The insurance company says there is a special statute 'relating to official bonds, giving a right of action to anyone injured by official misconduct. That is true, but the object and purpose of section 21 was to give a right of action against the insurer directly, to a member of the public injured in person or property through negligence of the motor carrier.

Other attempts to distinguish the Farmer case need not be noticed. The court adheres to the Farmer case as establishing method of determining what the contract sued on was.

The insurance company says the statute has received operative interpretation, as shown by the endorsement on the policy prescribed by the public service commission. The public service commission simply misconceived the meaning of the statute, and no amount of misinterpretation can change the statute.
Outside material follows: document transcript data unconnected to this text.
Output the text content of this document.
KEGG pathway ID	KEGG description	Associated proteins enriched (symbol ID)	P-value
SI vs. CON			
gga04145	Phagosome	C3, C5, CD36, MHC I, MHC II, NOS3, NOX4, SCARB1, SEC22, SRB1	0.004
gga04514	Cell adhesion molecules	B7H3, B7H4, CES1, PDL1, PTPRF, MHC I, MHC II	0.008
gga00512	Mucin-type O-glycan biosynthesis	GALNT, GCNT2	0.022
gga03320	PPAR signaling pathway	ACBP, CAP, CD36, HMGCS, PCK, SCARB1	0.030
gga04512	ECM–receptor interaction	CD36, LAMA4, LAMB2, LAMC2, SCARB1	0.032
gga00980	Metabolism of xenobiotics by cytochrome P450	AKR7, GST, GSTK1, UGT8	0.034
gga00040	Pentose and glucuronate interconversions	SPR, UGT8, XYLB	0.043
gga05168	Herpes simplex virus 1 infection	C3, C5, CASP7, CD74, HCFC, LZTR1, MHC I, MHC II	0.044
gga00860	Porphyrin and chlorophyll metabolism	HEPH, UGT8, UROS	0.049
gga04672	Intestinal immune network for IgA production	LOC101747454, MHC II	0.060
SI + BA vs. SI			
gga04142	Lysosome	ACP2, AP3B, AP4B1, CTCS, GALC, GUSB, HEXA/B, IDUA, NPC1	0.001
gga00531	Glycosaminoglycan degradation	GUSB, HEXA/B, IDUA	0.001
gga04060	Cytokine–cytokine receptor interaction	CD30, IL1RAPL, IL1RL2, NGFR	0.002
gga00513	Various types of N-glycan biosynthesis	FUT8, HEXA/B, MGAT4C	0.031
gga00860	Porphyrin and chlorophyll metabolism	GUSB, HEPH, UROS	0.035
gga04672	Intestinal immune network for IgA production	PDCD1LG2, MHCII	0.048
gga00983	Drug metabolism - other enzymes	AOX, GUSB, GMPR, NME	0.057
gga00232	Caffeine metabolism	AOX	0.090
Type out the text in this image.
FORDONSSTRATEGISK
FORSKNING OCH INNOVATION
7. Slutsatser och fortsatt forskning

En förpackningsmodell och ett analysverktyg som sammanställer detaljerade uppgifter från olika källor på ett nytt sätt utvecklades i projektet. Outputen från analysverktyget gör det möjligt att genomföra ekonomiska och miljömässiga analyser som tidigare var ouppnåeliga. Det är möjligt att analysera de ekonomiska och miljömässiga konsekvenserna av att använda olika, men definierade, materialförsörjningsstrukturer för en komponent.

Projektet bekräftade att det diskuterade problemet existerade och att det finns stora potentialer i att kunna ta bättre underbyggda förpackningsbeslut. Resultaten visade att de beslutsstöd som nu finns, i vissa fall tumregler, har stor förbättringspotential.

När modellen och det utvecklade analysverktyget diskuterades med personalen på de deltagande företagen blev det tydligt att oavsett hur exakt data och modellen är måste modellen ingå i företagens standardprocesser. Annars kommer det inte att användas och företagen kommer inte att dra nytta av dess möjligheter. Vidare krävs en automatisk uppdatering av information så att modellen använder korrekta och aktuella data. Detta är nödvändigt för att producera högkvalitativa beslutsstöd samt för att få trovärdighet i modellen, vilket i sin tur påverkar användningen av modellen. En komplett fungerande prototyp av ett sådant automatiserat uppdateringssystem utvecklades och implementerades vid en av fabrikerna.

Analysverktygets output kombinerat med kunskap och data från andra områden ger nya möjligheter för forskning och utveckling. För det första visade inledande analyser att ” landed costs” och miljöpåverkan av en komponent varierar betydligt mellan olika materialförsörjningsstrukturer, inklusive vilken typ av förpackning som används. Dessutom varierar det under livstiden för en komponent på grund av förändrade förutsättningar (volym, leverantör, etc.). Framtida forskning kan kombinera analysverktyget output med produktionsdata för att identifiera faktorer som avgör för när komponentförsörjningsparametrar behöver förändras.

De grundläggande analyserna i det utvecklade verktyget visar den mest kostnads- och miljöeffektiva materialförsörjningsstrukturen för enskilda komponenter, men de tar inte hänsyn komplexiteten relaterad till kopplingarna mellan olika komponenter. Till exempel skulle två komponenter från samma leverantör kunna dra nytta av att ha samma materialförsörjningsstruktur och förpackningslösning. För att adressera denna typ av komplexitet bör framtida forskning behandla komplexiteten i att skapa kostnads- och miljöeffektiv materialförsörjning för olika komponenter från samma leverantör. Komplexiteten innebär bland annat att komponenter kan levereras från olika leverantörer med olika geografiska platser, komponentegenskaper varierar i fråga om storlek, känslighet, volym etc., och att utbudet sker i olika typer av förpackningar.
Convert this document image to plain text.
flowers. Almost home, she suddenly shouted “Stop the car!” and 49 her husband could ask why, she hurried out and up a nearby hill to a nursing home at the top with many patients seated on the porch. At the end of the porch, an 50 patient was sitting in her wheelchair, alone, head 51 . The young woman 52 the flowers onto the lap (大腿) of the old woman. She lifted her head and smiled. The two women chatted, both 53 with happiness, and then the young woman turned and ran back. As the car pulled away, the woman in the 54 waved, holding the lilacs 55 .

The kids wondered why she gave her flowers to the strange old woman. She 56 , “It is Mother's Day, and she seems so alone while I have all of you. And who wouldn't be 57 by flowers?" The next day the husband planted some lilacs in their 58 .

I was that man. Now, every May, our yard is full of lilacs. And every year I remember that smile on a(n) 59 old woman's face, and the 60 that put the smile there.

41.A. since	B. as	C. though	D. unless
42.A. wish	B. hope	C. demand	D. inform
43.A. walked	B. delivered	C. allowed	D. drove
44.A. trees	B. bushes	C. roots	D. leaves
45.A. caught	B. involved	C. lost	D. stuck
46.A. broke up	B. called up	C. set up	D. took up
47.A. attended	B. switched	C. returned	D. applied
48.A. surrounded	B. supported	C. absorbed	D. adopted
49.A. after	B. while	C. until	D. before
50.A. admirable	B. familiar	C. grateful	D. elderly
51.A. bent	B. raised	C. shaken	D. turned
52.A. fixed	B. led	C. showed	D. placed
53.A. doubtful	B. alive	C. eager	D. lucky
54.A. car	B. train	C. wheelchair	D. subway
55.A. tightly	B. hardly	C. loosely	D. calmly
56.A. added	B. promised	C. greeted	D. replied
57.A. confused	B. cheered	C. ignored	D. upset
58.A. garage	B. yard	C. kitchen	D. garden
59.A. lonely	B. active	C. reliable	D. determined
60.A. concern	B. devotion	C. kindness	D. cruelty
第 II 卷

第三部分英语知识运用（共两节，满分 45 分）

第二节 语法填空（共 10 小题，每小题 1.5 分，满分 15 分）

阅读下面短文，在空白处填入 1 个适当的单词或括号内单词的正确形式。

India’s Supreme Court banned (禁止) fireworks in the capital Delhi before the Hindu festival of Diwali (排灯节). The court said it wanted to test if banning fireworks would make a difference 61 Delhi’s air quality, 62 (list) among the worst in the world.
Attention is called to the fact that a bill amending the section of the code of civil procedure relating to joinder of defendants, which in this instance would have permitted joinder of Jones and the in*226surance company, was defeated in the 1983 legislature. Had the bill passed, the first ground of the insurance company’s demurrer would not have been good. Liability of neither Jones nor the insurance company would have been increased or diminished.

The insurance company makes the question-begging statement that to permit action against it now would impair the obligation of contract. The fallacy is patent.

There are decisions by other courts relating to the nature of the insurance company’s liability in cases of this character. • Time and space forbid review of the cases, which would necessitate exemplification of statutes, of policies and of opinions. Two cases quite analogous to this one fully support the conclusions which have been expressed: Curtis v. Michaelson, 206 Ia. 111, 219 N. W. 49; Jacobsen v. Howard, 164 Okla. 88, 23 P. 2d 185. No analogous case to the contrary has been cited to the court.

The judgment of the district court is reversed, and the cause is remanded with direction to overrule the unconfessed portion of the demurrer to the petition.